我正在为一个游戏编写一个脚本,我希望我的角色可以走一定数量的瓷砖,但我无法让它发挥作用。所以我想寻找瓷砖,如果没有,我不希望阵列继续,但返回并重试。
public void printTile() {
// Set length of the tile array. (i.e. how much tiles you need to interact with).
Tile[] tileArray = new Tile[11];
// Enter desired tiles in here, last digit is the plan which is standard 0.

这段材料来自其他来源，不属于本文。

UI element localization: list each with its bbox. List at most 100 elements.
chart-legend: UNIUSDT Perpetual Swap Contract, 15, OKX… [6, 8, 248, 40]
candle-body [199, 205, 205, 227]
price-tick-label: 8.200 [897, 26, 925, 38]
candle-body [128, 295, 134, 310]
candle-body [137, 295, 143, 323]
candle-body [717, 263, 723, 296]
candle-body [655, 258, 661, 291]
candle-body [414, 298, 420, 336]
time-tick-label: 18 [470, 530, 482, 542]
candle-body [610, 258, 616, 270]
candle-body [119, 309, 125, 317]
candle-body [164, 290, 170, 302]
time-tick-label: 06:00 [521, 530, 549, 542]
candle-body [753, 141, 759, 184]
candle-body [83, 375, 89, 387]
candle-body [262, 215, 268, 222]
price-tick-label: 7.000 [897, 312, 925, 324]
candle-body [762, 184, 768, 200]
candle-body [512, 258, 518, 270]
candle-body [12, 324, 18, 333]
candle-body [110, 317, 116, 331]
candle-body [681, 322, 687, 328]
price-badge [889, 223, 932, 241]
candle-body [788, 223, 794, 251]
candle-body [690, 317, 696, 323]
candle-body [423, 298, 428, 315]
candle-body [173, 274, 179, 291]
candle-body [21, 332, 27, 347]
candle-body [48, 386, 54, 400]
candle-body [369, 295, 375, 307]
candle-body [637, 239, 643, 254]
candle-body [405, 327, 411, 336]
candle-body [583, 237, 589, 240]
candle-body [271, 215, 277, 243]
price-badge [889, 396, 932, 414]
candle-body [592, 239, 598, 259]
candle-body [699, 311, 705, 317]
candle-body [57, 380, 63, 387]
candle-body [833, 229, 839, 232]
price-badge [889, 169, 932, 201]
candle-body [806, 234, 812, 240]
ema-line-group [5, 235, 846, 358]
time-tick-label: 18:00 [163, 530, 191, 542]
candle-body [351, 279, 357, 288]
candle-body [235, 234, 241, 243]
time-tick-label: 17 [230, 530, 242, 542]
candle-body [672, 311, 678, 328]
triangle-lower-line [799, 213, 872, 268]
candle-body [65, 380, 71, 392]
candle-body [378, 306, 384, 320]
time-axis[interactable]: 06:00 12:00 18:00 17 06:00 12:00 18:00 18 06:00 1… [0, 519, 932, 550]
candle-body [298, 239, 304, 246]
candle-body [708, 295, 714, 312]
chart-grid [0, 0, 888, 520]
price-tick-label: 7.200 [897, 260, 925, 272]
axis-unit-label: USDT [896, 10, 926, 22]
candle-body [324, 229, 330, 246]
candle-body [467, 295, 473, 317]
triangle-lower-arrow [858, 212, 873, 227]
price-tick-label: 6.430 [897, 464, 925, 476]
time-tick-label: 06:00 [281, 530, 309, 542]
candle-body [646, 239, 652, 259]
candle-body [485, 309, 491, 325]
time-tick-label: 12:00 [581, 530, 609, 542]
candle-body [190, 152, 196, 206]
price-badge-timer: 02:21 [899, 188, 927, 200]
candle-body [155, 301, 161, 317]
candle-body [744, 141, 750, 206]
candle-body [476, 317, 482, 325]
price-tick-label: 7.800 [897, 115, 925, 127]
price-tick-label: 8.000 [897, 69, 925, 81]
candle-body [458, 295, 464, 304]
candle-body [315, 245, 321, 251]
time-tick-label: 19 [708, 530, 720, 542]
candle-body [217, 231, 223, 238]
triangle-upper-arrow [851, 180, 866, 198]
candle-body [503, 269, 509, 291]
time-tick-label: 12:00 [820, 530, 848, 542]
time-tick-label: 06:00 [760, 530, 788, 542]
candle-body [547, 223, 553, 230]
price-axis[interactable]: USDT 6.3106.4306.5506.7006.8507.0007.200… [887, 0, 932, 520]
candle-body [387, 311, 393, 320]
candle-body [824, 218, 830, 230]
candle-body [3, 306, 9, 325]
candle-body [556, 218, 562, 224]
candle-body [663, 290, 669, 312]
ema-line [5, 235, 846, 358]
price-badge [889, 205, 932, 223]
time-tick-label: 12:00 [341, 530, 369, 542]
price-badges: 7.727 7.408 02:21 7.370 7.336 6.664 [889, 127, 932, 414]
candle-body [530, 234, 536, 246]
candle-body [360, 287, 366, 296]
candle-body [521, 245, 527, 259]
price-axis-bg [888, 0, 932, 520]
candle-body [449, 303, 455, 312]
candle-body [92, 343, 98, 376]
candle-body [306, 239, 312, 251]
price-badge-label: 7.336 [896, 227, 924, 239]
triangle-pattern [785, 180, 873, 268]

tileArray[0] = new Tile(2683, 3275, 0);
tileArray[1] = new Tile(2670, 3277, 0);
tileArray[2] = new Tile(2657, 3276, 0);
tileArray[3] = new Tile(2645, 3283, 0);
tileArray[4] = new Tile(2635, 3289, 0);
tileArray[5] = new Tile(2625, 3296, 0);
tileArray[6] = new Tile(2617, 3297, 0);
tileArray[7] = new Tile(2608, 3296, 0);
tileArray[8] = new Tile(2598, 3297, 0);
tileArray[9] = new Tile(2587, 3296, 0);
tileArray[10] = new Tile(2577, 3298, 0);
// Declare i, so we can count up the amount of tiles in this array.
int i;
// Self-explatanory. Array starts at 0. If i < amount of tiles in our array execute. Count up i every time, else it repeats the first tile.
for(i = 0; i < tileArray.length; i++) {
log("Walking to: " + tileArray[i]);
Time.sleep(1000); // Sleep is good for brain.
if(Walking.canReach(tileArray[i])) {
if(!Players.getLocal().isMoving() || Walking.getRealDistanceTo(tileArray[i]) < 2) {
if(Walking.walkTileMM(tileArray[i])) {
Time.sleep(1000, 1500);
while(Walking.getDestinationDistance() > 1) {
Time.sleep(500);
}
} else {
Time.sleep(700);
return;
}
}
} else {
Time.sleep(500);
return;
}
}
}
答案 0 :(得分:4)
您可能希望在continue子句中使用return而不是else。 continue将跳转到循环的下一次迭代,而不是退出方法。